Cuadernos manuscritos

Tengo bastantes cuadernos manuscritos en la primera estantería del mueble librería, junto a los libros de la carrera, algunas revistas y otras tantas fotocopias con artículos de interés; descansan junto a la urna con las cenizas de mi padre. Es un pequeño cementerio, un santuario particular; una capilla ardiente a la que peregrino con una mirada nostálgica cada vez que entro a la habitación. En cuanto a las “confesiones”, son un trabajo diarístico de años que nadie ha leído, ni siquiera yo, porque escribir no es leer, y quitando alguna página abierta al azar, nunca he abierto esas libretas para algo que no fuera escribirlas, por lo que, una vez terminadas, cada una firmaba su sentencia de destierro. Algún día terminarán en la basura; he pensado en quemarlas, pero sería demasiado aparatoso y pretencioso; no creo que merezcan un ritual de despedida. Son las ideas de una época pasada que ya no tienen nada que decir en esta; papeles demasiado íntimos que cumplieron su cometido y quedaron exentos de servicio para siempre. 

Ahora escribo en público y hay quienes prestan atención a lo que escribo, lo cual acojo con agrado y extrañeza a partes iguales. ¿A quién pueden interesar los aspectos más anodinos de una vida que ya de por sí es insustancial? 

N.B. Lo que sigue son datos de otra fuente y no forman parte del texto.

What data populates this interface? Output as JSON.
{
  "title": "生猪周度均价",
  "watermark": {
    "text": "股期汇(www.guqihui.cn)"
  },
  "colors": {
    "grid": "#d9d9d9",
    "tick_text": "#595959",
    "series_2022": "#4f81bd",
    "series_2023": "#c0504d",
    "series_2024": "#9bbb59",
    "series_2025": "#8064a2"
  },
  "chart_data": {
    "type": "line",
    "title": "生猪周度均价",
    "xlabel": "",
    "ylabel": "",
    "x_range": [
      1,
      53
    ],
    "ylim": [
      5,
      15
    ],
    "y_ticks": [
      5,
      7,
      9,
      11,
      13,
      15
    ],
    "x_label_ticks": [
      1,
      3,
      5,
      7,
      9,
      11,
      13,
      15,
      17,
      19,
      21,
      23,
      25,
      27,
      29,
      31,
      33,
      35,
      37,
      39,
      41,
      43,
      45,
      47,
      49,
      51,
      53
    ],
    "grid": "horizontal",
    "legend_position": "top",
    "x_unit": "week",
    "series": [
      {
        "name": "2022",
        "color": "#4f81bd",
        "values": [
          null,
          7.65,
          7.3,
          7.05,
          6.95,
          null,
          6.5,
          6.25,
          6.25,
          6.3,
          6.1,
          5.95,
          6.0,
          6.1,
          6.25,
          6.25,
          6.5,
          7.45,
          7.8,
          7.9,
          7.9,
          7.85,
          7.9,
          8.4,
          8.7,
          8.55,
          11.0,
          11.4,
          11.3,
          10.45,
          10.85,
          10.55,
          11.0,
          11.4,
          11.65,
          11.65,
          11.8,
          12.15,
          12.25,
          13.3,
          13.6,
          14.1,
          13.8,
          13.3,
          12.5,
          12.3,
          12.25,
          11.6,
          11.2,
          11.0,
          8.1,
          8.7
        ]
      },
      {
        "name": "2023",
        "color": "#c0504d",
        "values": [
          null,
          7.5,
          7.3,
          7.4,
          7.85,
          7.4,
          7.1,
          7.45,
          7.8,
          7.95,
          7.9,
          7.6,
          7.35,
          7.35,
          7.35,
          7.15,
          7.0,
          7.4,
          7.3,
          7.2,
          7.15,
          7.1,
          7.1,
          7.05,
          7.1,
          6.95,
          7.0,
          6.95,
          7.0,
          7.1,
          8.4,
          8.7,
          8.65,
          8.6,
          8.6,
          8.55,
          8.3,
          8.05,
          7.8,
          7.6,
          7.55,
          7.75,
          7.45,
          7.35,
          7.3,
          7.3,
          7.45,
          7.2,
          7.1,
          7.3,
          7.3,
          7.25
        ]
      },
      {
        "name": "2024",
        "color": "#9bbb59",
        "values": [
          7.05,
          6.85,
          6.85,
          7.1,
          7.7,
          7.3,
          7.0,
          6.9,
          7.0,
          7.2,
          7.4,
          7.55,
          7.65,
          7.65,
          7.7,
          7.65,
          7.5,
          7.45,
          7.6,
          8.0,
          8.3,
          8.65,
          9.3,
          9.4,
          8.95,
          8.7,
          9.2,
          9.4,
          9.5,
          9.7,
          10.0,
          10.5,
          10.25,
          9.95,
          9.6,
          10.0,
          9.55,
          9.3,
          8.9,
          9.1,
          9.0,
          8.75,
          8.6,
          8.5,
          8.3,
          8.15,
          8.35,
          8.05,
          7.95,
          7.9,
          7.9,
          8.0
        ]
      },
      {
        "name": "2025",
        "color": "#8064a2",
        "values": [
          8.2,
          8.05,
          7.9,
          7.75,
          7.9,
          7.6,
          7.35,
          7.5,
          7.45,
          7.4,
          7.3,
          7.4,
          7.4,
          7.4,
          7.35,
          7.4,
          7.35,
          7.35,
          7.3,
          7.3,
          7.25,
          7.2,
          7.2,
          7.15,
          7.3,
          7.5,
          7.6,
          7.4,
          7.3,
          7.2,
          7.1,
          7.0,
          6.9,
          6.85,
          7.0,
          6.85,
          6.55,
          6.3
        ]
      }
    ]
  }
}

Anoche dieron en la tele la biopic de J. D. Salinger, quien se negó a publicar tras “El guardián entre el centeno”. Se aisló del mundo de forma drástica, a tal punto que dio al traste con su matrimonio; todo para entregar su vida a la escritura secreta. Encontré similitudes con él en cuanto que yo también escribo sin pretensiones, como una fiebre que no cesa, y en la idea recurrente de volver a la escritura secreta.